Omega-3s May Reduce Risk of Heart Disease and Diabetes
Researchers in New Zealand have found a link between omega-3 fatty-acid intake and a reduced risk for heart disease and diabetes for mature adults. The findings were published in Nutrition and Metabolism on August 11, 2011.
The study used mice that were genetically altered to mimic different human body types and metabolic responses. Some of the mice were predisposed to gain weight and some of them were predisposed to a leaner body type.
Both groups were fed omega-3 rich diets for weeks. After the 8 weeks, the researchers measured changes to metabolic responses.
Both groups showed lower cholesterol and improved insulin action and fat metabolism. However, the group that was genetically altered toward obesity did not show as many improvements as the leaner group. The researchers believe that this points to genetic differences which contribute to obesity.
The researchers also noted that the omega-3 diet made the insulin signaling cascade more active. The insulin signaling cascade improves how blood sugar is processed in the body.

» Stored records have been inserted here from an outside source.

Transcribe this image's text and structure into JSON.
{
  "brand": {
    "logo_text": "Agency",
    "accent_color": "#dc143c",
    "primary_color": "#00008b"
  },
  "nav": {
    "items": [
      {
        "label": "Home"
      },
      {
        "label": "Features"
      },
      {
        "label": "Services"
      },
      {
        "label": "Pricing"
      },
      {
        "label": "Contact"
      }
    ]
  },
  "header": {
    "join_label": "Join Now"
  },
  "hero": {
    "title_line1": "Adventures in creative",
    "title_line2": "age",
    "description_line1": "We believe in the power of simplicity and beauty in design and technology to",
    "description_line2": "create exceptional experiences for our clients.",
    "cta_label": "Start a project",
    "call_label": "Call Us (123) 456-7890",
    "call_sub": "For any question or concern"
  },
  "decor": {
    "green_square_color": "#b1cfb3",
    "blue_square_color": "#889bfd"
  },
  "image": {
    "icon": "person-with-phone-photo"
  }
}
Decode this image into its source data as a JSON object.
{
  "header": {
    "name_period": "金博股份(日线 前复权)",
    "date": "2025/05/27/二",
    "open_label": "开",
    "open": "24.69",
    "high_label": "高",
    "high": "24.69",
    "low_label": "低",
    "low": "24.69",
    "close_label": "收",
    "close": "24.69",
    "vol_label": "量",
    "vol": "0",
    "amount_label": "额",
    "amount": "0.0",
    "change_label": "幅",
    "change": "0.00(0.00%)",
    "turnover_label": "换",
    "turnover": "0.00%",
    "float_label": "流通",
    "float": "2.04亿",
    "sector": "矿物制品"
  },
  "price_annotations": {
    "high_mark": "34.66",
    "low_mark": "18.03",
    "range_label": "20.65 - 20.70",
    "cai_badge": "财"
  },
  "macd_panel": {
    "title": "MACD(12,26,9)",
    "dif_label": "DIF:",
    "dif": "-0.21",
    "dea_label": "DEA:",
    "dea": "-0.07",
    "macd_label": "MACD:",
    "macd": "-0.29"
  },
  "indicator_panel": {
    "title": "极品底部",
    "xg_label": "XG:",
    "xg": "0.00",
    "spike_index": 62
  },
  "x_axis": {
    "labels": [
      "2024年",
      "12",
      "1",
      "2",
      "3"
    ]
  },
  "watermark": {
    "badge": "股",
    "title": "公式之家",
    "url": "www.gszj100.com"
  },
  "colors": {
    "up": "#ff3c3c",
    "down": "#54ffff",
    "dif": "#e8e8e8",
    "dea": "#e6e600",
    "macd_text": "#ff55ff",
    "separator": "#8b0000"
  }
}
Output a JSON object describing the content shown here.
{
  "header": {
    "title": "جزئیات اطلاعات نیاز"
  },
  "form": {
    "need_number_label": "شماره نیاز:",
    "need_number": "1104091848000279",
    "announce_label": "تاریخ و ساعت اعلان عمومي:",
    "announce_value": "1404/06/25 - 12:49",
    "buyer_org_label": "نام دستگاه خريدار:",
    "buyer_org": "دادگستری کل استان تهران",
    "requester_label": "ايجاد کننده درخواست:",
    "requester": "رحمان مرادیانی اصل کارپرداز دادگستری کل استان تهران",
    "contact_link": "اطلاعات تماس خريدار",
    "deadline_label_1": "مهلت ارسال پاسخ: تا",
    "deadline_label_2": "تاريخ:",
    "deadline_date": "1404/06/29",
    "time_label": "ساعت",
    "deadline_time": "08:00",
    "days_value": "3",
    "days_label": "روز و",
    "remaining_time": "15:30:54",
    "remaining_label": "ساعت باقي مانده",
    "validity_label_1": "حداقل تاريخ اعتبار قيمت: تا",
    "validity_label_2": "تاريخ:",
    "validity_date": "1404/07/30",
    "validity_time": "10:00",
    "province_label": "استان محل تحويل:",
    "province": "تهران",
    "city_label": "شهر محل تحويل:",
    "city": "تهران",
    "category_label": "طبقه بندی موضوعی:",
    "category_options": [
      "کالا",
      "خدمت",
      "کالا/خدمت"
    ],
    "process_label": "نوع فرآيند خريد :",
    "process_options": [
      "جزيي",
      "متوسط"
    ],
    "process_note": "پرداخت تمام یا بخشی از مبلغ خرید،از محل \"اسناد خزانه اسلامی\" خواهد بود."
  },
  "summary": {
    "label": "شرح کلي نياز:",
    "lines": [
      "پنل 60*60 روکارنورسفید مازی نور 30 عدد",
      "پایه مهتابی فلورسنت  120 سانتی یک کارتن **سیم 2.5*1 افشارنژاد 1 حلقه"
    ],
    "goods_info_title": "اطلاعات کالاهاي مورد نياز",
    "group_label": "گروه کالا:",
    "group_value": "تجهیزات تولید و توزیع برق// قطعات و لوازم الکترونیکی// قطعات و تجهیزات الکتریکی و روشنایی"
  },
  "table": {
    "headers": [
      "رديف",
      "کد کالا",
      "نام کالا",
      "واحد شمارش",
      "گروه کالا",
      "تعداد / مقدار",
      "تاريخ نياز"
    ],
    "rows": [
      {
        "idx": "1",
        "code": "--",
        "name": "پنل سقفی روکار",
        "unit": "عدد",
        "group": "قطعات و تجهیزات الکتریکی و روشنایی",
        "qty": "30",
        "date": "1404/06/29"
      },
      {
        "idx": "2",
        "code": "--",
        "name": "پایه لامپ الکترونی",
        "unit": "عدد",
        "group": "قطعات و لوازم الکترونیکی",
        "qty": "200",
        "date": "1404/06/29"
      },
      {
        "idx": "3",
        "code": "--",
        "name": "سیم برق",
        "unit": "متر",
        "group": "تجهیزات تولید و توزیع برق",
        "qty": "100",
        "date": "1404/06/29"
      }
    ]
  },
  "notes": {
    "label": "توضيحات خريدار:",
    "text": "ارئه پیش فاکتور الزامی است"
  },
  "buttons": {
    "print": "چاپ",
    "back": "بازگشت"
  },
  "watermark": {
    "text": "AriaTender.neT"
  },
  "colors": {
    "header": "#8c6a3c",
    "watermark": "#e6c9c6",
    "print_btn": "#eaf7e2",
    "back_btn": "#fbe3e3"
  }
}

Omega-3 fatty-acids are essential to wellbeing, as they have been linked to an impressive number of health benefits. These include improved heart health, alleviating arthritis pain, improved brain functioning, better moods, improved joint mobility, helping with age related macular degeneration, and aiding your immune system.
Because omega-3 fatty-acids are not found naturally in the human body, it is especially important to make sure that they are a part of your daily diet. Oily, dark fish such as tuna and salmon are high in omega-3s but you can also increase your omega-3 intake with a high quality supplement.